A good agreement between DC-based and FRS-based VA reflects the fact that five out of seven risk factors considered in FRS [4] were independent determinants of DC, explaining 43% of DC variation (Table 4). The impact of established risk factors on carotid compliance was also evident in individuals with extremely low (EVA) or extremely high (SUPERNOVA) carotid compliance for their sex and age. The former had significantly higher BP, prevalence of diabetes and hypertensive treatment and lower HDL cholesterol as compared with individuals in the 5th to 95th percentile of the reference population, while the latter had the opposite trend. As a consequence, individuals with EVA had FRS-based VA much higher than chronological age (mean difference 15.8 ± 7.8 years), and individuals with SUPERNOVA had FRS-based VA lower than chronological age (mean difference −4.3 ± 8.7 years).

Numerous investigators have suggested substituting chronological age in the risk prediction model with VA derived from vascular biomarkers of atherosclerosis and arteriosclerosis in order to include in the risk prediction the factors that may participate in CV risk but are not clearly related to established risk factors, such as genetic predisposition, socioeconomic status, physical inactivity or psychological stress. In previous studies, the incorporation of value-based VA derived from sex- and age-specific IMT and cfPWV nomograms into risk models [10,11,12] resulted in the reclassification of 10–51% of individuals into a higher risk category [2]. In our population, the substitution of chronological age with DC-based VA resulted in the reclassification of 28% to a higher category of the FRS model and 49% to a higher category of the SCORE model. The reassignment of nearly half of the study population to a higher SCORE risk category once again indicates that the SCORE algorithm may underestimate risk when used in a population with diabetes and hypertensive treatment. Indeed, 111 out of 258 reclassified individuals had diabetes and/or hypertensive therapy.

Despite a good agreement between DC-based and FRS-based VA, more than a quarter of the population was reassigned to a higher FRS category when DC-based VA replaced chronological age in the FRS algorithm. Since the established risk factors explained only 43% of the DC variance, it is likely that other factors not accounted for in the FRS model, such as family history, habitual physical activity or dietary habits, could modify carotid compliance [28,29,30,31]. Thus, the incorporation of DC-based VA could integrate additional risk factors into the prediction algorithm. Most importantly, the substitution of chronological age with DC-based VA increased the prevalence of high-risk individuals, that is, those requiring more aggressive preventive interventions, in both models.

Study Limitations

We did not use the latest SCORE risk prediction algorithm that calculates the 10-year risk of CV disease, as the VA for this new version was not yet established [32]. CV disease was excluded on the basis of clinical history and ECG; no provocative tests were performed.

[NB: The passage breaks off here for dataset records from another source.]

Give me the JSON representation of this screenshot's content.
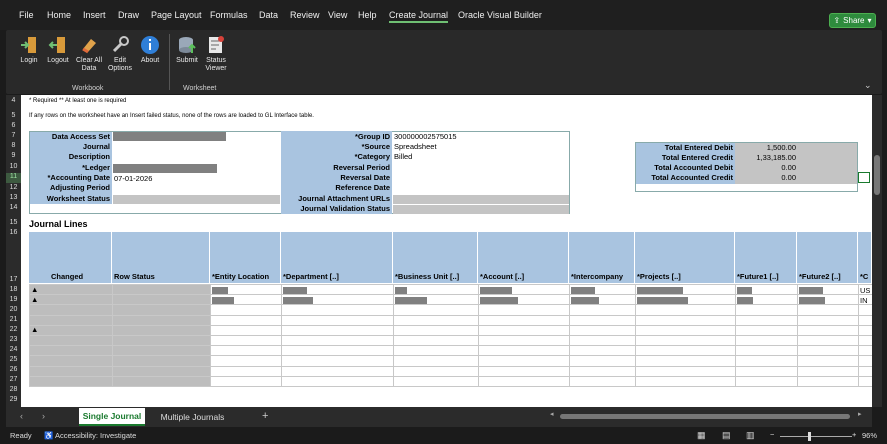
{
  "menu": {
    "items": [
      "File",
      "Home",
      "Insert",
      "Draw",
      "Page Layout",
      "Formulas",
      "Data",
      "Review",
      "View",
      "Help",
      "Create Journal",
      "Oracle Visual Builder"
    ],
    "active": "Create Journal",
    "share_label": "Share"
  },
  "ribbon": {
    "workbook_buttons": [
      {
        "label": "Login",
        "icon": "login-icon"
      },
      {
        "label": "Logout",
        "icon": "logout-icon"
      },
      {
        "label": "Clear All Data",
        "icon": "eraser-icon"
      },
      {
        "label": "Edit Options",
        "icon": "wrench-icon"
      },
      {
        "label": "About",
        "icon": "info-icon"
      }
    ],
    "worksheet_buttons": [
      {
        "label": "Submit",
        "icon": "database-upload-icon"
      },
      {
        "label": "Status Viewer",
        "icon": "status-viewer-icon"
      }
    ],
    "workbook_group": "Workbook",
    "worksheet_group": "Worksheet"
  },
  "sheet": {
    "note1": "* Required  ** At least one is required",
    "note2": "If any rows on the worksheet have an Insert failed status, none of the rows are loaded to GL Interface table.",
    "header_left_labels": [
      "Data Access Set",
      "Journal",
      "Description",
      "*Ledger",
      "*Accounting Date",
      "Adjusting Period",
      "Worksheet Status"
    ],
    "accounting_date": "07-01-2026",
    "header_mid_labels": [
      "*Group ID",
      "*Source",
      "*Category",
      "Reversal Period",
      "Reversal Date",
      "Reference Date",
      "Journal Attachment URLs",
      "Journal Validation Status"
    ],
    "group_id": "300000002575015",
    "source": "Spreadsheet",
    "category": "Billed",
    "totals": [
      {
        "label": "Total Entered Debit",
        "value": "1,500.00"
      },
      {
        "label": "Total Entered Credit",
        "value": "1,33,185.00"
      },
      {
        "label": "Total Accounted Debit",
        "value": "0.00"
      },
      {
        "label": "Total Accounted Credit",
        "value": "0.00"
      }
    ],
    "journal_lines_title": "Journal Lines",
    "columns": [
      "Changed",
      "Row Status",
      "*Entity Location",
      "*Department [..]",
      "*Business Unit [..]",
      "*Account [..]",
      "*Intercompany",
      "*Projects [..]",
      "*Future1 [..]",
      "*Future2 [..]",
      "*C"
    ],
    "last_col_values": [
      "US",
      "IN"
    ],
    "row_numbers": [
      "4",
      "5",
      "6",
      "7",
      "8",
      "9",
      "10",
      "11",
      "12",
      "13",
      "14",
      "15",
      "16",
      "17",
      "18",
      "19",
      "20",
      "21",
      "22",
      "23",
      "24",
      "25",
      "26",
      "27",
      "28",
      "29"
    ],
    "changed_marker": "▲"
  },
  "tabs": {
    "items": [
      "Single Journal",
      "Multiple Journals"
    ],
    "add": "+"
  },
  "status": {
    "ready": "Ready",
    "accessibility": "Accessibility: Investigate",
    "zoom": "96%",
    "minus": "−",
    "plus": "+"
  }
}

This was a cross-sectional study that did not allow to assess whether the reclassification with DC-based VA actually improved the prediction of CV events.

5. Conclusions

The present study indicates that the use of VA derived from the measurement of CCA distensibility might improve the performance of risk prediction models, especially the SCORE model, which does not account for the presence of diabetes and hypertensive treatment. Nevertheless, the replacement of chronological age by DC-based VA significantly increased the prevalence of high-risk individuals in the FRS model because the inclusion of VA could integrate risk prediction with additional risk factors unique to each individual. Prospective studies are needed to validate the true value of CCA DC-based VA for risk management in a population setting.